• Indian banks are reluctant to lend to electric-bus makers for supply to ailing State transport operators over concerns on recovery of dues, hurting India’s goal of curbing vehicle emissions, said banking, industry and government sources.
  • Lack of funding is limiting the ability of e-bus makers to participate in Central government tenders to supply to States, the sources told Reuters, threatening to slow the electrification of major public transport now reliant on diesel.
  • India wants to deploy 50,000 e-buses over the next 4-5 years at an estimated cost of ₹1 trillion. As of now, 6,740 e-buses have been approved by the Central government that provides incentives for related infrastructure, of which close to a third have been deployed in States.
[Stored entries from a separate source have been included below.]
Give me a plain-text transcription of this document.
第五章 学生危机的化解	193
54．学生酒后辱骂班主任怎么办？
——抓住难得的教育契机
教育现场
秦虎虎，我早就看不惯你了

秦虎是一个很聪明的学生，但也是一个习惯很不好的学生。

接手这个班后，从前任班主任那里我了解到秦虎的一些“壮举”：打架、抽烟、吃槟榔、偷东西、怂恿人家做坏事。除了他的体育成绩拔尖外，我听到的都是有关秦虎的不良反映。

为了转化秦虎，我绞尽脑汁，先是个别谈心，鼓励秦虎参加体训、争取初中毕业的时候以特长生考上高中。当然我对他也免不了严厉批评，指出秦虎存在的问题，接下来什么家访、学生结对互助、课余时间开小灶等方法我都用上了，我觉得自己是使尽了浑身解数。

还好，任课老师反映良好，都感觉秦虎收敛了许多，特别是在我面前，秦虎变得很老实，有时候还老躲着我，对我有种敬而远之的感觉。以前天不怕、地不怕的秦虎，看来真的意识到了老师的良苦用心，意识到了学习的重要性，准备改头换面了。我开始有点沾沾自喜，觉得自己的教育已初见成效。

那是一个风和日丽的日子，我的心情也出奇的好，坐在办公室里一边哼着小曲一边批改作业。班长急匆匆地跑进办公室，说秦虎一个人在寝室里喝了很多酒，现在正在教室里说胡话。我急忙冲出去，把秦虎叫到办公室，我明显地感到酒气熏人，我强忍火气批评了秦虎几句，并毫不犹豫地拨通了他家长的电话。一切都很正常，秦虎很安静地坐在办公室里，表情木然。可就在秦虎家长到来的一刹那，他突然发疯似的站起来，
  • A senior bank official, who did not wish to be named, said it was risky to lend to manufacturers to build buses for the State transport undertakings (STUs), as many are in bad financial condition because they are often forced to keep fares low.
  • Mahesh Babu, chief executive of e-bus maker Switch Mobility, said: “most of the contracts related to STUs are seen by banks as high risk” and called for payment security for bus makers.

‘Delays, but no defaults’

  • “There have been no instances of default in India though there are delays,” said an STU official in north India, but added that “a payment security mechanism may instil confidence among lenders”.
  • Each electric bus costs ₹12.5 million, about five times that of a diesel one.
  • Financing diesel buses is safer because in the case of default, banks can repossess the asset and easily redeploy it. E-buses need charging and other infrastructure that may not be available everywhere, said another banker.
  • Nevertheless, the government-run Convergence Energy Services Ltd., which aggregates demand from States for electric vehicles, on Thursday issued a tender to procure 6,450 e-buses — the country’s largest so far.
  • Switch Mobility, the EV arm of Ashok Leyland, PMI Electro and JBM Auto responded to the latest tender. But notable exceptions were Tata Motors, India’s largest commercial vehicle manufacturer, and Olectra Greentech, the Indian technology partner of Chinese auto major BYD, two sources said.
  • A Tata Motors spokesperson said there was a need for “adequate safeguards with appropriate payment security mechanisms” to make such ventures bankable. The firm would look at participating in future tenders once such measures were in place, the spokesperson said.
  • The road transport sector accounts for 13% of carbon emissions in India.
  • Buses are one of the most significant modes of public transport and STUs own and operate 1,50,000 buses that carry 70 million passengers daily.